No new equity raise or debt issuance was announced. And in a departure from the pattern that has largely defined the company since 2020, Strategy did not offer a fresh vehicle or vision to finance additional purchases. That, combined with Saylor’s more defensive posture of late, marks a sharp break from prior quarters, when each selloff brought a new round of bravado and capital-financing taps.
Saylor, the co-founder and executive chairman, has said the company faces no margin calls and has $2.25 billion in cash, enough to cover interest and distributions for more than two years. But with Bitcoin trading firmly below the firm’s $76,052 cost basis, pressure is building.
Strategy reiterated Thursday that it doesn’t expect to generate earnings and profits in the current year or the foreseeable future. Based on these expectations, the firm expects that any distributions to holders of its perpetual preferred shares are tax free for now.
“Some of you bought Bitcoin or MSTR in the last year, this is your first downturn, my advice is to hold on,” Strategy Chief Executive Officer Phong Le said during a presentation after the results were released. Le’s attempt at reassurance was met with outrage from anonymous posters in a comments section that ran during the livestream.
Photographer: Ronda Churchill/Bloomberg“At this point, the focus is on Strategy’s intentions regarding the raising of capital to fuel its Bitcoin purchases in the face of challenging market conditions,” said Mark Palmer, an analyst at Benchmark Co., which has a “buy” rating on the common shares. “In this environment, the company is looking for its STRC perpetual preferred stock to be a driver of that effort.”
Strategy holds over 713,000 Bitcoin, valued at about $46 billion, according to its website.

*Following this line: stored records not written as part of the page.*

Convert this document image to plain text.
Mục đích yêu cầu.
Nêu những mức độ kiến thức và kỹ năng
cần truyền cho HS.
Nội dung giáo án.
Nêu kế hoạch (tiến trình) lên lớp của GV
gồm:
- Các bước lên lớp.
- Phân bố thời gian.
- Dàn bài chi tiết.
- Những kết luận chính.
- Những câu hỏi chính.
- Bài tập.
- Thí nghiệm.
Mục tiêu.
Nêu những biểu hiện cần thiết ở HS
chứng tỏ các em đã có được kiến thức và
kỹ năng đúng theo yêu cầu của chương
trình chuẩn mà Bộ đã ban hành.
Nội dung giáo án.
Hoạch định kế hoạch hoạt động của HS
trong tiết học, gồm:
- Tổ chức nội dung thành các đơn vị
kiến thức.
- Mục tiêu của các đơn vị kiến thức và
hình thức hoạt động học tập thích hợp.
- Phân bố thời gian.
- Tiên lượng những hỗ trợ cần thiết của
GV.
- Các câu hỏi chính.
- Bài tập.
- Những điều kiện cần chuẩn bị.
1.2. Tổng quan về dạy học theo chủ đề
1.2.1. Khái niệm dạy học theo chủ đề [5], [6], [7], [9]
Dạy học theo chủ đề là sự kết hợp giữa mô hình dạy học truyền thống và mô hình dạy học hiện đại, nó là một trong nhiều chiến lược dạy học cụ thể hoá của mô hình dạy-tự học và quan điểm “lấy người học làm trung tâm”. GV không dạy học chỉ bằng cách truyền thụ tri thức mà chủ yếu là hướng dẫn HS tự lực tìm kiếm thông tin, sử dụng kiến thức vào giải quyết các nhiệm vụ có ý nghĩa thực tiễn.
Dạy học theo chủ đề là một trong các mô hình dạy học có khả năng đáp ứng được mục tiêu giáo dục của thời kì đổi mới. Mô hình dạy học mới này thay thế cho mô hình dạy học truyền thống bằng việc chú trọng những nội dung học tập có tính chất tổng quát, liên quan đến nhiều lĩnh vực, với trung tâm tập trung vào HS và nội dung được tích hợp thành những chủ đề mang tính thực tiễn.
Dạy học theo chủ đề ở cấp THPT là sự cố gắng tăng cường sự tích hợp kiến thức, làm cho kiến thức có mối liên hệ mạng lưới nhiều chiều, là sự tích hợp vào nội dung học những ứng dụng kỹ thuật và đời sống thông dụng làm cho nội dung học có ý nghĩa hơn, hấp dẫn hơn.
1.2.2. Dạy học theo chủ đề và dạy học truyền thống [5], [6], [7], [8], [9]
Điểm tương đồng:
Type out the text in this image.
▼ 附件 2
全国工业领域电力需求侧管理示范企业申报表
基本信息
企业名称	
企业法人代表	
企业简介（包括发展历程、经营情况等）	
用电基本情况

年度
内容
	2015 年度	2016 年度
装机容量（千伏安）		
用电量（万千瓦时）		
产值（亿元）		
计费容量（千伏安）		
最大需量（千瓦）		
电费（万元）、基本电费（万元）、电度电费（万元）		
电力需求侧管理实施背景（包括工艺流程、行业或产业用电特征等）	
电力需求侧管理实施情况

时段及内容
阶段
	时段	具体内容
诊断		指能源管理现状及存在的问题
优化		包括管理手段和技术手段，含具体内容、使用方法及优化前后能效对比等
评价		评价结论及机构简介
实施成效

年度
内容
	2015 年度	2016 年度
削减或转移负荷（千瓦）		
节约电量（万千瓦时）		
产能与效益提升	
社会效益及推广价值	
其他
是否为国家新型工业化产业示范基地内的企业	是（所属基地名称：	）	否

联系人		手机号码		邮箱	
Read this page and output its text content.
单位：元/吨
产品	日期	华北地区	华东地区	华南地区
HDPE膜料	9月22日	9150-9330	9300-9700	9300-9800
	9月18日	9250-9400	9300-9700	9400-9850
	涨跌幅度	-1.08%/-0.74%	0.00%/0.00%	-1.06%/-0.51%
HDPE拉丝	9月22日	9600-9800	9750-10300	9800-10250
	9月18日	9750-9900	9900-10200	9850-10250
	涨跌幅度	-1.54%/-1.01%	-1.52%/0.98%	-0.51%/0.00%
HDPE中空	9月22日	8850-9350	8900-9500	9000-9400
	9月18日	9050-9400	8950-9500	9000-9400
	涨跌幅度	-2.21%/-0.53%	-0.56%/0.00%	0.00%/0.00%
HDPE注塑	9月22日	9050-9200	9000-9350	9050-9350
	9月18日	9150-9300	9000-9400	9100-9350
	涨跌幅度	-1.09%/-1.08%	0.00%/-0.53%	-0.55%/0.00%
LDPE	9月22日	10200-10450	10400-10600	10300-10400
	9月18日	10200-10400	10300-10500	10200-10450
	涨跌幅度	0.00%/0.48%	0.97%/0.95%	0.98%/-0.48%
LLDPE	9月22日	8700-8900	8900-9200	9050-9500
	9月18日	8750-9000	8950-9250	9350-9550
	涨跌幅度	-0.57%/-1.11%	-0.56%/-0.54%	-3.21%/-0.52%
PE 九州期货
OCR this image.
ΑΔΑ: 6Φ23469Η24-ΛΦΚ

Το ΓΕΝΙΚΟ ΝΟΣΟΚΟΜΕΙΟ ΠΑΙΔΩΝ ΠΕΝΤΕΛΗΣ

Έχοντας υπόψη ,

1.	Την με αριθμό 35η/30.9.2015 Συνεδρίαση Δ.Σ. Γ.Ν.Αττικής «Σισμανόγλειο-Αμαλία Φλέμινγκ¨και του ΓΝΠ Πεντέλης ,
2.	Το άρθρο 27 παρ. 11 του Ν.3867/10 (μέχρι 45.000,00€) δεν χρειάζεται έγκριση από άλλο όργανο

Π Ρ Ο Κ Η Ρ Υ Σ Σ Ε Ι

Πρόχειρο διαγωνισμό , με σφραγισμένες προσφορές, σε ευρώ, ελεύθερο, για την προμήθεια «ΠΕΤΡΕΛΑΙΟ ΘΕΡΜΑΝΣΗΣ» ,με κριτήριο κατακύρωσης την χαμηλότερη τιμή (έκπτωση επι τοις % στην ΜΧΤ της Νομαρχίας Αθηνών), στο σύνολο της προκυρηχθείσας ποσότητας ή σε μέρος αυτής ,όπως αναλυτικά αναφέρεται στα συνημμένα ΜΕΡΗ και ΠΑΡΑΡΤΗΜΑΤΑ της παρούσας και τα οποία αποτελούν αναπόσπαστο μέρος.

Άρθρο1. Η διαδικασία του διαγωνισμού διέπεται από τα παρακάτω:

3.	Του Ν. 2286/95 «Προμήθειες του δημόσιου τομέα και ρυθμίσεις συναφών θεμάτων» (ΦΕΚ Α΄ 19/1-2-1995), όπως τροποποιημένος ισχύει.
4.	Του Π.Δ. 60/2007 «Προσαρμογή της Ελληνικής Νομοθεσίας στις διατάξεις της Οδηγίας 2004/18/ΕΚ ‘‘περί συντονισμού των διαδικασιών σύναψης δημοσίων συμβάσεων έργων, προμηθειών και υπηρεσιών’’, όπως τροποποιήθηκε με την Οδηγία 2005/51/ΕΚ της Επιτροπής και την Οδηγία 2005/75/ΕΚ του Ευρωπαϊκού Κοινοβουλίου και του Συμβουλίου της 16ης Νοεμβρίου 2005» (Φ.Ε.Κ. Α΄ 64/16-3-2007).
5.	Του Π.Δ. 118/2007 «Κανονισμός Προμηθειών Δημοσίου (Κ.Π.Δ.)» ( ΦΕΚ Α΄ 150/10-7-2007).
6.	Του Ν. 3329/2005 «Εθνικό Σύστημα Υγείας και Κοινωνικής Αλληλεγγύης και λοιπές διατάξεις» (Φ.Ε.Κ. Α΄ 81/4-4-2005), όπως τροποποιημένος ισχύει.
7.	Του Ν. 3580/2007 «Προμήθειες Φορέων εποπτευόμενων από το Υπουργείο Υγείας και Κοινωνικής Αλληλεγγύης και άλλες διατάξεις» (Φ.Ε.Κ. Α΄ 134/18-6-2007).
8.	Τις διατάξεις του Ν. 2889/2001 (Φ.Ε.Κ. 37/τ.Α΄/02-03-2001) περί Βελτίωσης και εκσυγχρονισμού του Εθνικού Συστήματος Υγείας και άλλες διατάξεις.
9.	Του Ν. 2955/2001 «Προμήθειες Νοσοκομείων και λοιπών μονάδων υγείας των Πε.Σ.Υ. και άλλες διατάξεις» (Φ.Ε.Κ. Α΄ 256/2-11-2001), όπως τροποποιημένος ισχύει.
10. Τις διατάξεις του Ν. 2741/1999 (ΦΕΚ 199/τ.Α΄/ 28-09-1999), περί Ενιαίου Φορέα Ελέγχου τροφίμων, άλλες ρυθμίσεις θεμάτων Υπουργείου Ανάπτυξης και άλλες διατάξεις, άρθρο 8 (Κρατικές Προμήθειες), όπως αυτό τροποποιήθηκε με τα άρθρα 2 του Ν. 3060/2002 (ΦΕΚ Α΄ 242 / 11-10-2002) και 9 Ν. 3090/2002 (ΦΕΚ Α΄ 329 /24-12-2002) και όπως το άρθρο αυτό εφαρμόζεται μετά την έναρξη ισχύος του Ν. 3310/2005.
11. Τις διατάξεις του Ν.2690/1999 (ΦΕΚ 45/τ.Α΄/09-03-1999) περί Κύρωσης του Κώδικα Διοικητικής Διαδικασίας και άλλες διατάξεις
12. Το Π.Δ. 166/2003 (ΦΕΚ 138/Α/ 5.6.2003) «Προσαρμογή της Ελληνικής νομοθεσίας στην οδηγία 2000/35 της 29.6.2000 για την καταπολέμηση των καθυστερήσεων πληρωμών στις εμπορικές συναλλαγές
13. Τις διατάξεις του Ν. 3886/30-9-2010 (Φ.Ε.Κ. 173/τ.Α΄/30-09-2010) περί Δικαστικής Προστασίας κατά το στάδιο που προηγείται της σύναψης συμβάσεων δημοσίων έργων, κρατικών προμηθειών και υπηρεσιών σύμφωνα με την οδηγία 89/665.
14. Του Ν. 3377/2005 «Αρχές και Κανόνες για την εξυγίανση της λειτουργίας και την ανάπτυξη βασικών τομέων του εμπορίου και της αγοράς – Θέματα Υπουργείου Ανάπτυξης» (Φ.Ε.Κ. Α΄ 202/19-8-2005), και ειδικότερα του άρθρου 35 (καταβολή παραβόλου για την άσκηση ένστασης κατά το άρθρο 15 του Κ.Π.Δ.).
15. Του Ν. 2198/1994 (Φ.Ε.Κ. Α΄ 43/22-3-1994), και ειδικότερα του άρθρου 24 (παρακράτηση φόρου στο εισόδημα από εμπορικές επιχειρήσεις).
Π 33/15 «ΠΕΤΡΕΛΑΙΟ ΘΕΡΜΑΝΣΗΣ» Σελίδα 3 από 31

In late January, it added another $75.3 million of Bitcoin — a signal that the accumulation drive remains, at least formally, intact.
But Michael Burry rekindled scrutiny of Strategy this week, warning that Bitcoin’s drop could trigger a “death spiral” among corporate holders and leave Saylor’s firm billions underwater. His remarks revived a long-running critique echoed by short-sellers like Jim Chanos, who flagged Strategy’s reliance on non-earning assets and speculative leverage well before the recent breakdown.
For much of the past four years, Strategy operated as a high-beta proxy for Bitcoin exposure. Its shares surged more than 3,500% between 2020 and 2024, outperforming major indexes and attracting both speculators and skeptics. The firm’s rise as a high-octane Bitcoin proxy — first through equity sales, then debt — made it a lightning rod for critiques of speculative leverage and corporate crypto exposure.
The engine was always on shaky ground. Spot Bitcoin ETFs have made exposure cheaper and cleaner, eroding Strategy’s niche. With token volatility rising and digital-asset liquidity fading, many of the same investors who once chased leveraged upside are now pulling back.
During the presentation, Saylor dismissed concerns about the threat of quantum computing to Bitcoin, reiterating that it was “FUD,” short for fear, uncertainty and doubt. The supposed threat to Bitcoin centers on the potential for quantum algorithms to break the cryptographic code that prove ownership and secure the network.
Saylor has been managing expectations more overtly. His statement on profitability functions as a subtle repositioning. The underlying message: Strategy shouldn’t be judged by short-term market swings. By framing profitability as a distant prospect, Saylor is inviting investors to treat the company less like a software firm or trading proxy — and more like a long-duration Bitcoin trust, anchored to the token’s trajectory rather than quarterly earnings.
Investors beg to differ. The stock is down almost 80% since reaching a record high in November 2024.